MONSON, MA – The showdown over the shutdown of hillclimbs staged by the Quaboag Riders Motorcycle Club is now getting national attention. The Ohio-based American Motorcyclist Association is throwing its weight behind the club’s effort to get the town to relent and allow hillclimb races that date back to 1945 to continue.
“We definitely will be submitting some written support to the ZBA. It will be fairly short and to the point,” Peter Stockus tells RIDE-CT & RIDE-NewEngland. He’s the AMA’s government relations manager for off-highway issues, the organization’s lobbyist in Washington, D.C.
“It will be fairly short and to the point,” said Stockus of the AMA’s communique to the town.
A rescheduled hearing by the town’s Zoning Board of Appeals is set for 7 p.m. July 14 at Memorial Hall, 198 Main Street. It may determine the fate of a cease and desist order issued back in March that has prevented the Quaboag Riders from holding hillclimbs this year.
A hearing was originally scheduled for June 23, but a crowd of motorcyclists protesting the town’s hillclimb prohibition forced a postponement as the state’s opening meeting law requires all interested parties be admitted, and there were too many riders to fit into the hearing room.
According to Stockus, the AMA has been in regular contact with the Quaboag Riders’ hierarchy. “They are taking all the appropriate steps,” he said. “I am definitely optimistic about how July 14 is going to go.”
Stockus added that while the AMA routinely “helps on a lot of these local fights,” it won’t be sending anyone to the meeting and that it often defers “to feet on the ground.”
The town contends that the Quaboag Riders have violated ordinances regarding the height of the hillclimb track and the bringing in or removal of landfill.
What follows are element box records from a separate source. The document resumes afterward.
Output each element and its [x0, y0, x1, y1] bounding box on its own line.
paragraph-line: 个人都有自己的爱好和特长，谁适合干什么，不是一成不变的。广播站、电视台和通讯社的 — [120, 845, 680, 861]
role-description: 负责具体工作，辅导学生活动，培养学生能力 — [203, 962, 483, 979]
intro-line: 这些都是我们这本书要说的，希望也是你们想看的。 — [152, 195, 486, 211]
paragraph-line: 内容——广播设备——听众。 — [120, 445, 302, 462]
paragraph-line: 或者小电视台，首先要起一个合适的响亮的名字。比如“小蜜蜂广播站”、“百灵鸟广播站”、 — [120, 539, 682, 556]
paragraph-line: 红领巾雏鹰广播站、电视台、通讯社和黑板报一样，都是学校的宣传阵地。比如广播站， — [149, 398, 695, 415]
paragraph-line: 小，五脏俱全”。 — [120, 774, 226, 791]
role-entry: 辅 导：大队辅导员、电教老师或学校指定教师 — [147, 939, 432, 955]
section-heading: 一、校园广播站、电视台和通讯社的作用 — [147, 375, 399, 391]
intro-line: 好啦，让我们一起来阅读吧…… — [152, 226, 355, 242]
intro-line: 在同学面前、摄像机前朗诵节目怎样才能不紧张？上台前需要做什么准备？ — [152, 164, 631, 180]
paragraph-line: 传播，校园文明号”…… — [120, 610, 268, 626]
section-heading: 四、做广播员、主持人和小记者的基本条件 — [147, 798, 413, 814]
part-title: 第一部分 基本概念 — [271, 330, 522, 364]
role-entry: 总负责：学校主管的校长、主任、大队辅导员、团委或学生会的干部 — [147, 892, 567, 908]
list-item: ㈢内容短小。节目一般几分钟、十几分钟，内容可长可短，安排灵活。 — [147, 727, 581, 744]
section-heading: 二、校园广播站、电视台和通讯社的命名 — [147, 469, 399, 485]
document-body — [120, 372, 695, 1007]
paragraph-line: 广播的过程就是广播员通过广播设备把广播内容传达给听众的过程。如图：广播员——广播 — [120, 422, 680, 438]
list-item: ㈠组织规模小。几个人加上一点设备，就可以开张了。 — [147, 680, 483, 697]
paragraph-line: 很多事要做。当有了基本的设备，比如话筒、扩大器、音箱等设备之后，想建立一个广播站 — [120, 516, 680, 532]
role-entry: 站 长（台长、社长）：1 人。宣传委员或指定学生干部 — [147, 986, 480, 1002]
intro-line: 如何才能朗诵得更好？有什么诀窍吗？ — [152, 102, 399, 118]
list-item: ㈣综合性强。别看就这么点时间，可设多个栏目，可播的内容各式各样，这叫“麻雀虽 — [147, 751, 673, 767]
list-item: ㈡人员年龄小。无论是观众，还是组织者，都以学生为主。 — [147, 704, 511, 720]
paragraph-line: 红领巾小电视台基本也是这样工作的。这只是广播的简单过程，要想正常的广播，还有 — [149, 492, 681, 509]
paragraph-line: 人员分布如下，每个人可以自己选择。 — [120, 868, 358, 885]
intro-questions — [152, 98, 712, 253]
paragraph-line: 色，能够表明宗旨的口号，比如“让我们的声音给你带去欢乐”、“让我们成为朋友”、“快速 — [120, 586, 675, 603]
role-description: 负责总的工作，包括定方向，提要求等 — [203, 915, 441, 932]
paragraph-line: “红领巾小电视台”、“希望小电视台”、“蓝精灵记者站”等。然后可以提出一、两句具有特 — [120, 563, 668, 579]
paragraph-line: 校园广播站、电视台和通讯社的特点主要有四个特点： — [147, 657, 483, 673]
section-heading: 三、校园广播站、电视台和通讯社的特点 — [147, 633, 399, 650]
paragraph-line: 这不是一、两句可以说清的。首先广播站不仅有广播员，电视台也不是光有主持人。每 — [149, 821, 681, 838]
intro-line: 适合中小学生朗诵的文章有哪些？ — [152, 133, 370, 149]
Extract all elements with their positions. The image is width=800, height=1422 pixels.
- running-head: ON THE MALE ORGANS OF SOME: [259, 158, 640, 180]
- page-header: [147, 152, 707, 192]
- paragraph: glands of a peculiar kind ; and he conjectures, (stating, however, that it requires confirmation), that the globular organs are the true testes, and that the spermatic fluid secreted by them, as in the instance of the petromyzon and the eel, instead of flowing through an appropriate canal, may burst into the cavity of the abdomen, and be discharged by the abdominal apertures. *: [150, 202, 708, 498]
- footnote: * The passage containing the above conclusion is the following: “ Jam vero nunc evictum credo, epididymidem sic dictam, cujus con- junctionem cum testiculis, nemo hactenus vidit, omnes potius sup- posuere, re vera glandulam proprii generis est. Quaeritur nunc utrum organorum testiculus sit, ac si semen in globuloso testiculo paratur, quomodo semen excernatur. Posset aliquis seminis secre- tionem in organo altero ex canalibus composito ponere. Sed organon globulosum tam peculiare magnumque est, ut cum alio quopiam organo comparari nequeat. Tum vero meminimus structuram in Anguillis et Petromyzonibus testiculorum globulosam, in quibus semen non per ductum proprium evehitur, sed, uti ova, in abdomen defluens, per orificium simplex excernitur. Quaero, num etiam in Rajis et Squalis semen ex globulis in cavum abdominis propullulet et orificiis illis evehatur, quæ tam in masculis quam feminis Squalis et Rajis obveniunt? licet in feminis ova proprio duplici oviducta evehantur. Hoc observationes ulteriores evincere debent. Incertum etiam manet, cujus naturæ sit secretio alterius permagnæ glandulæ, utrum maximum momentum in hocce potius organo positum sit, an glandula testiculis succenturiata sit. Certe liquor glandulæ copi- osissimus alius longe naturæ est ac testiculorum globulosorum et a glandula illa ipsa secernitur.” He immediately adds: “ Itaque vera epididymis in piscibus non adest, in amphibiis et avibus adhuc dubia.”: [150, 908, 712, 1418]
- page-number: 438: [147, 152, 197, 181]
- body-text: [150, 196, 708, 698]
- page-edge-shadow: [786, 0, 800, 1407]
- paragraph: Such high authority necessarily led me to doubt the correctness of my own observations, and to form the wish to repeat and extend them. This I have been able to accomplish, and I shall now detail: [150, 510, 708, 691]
The club refutes both contentions. The town has also said that complaints alleging that riders using trails at the club’s 80-acre facility have trespassed on private property.
The Quaboag Riders Motorcycle Club was founded in 1944, primarily by World War II veterans who worked at the Indian motorcycle factory in Springfield. Hillclimbs began in 1945. The club contends that not only has it not violated any rules, its hill is grandfathered from current rules as it opened long before such rules existed.
The new hearing location at Memorial Hall will hold more than 200 people. Rumors surfaced this week that an even larger place of assembly was being sought because of the crowd that’s anticipated on July 14. The town clerk’s office said today that Memorial Hall will be the site of the hearing.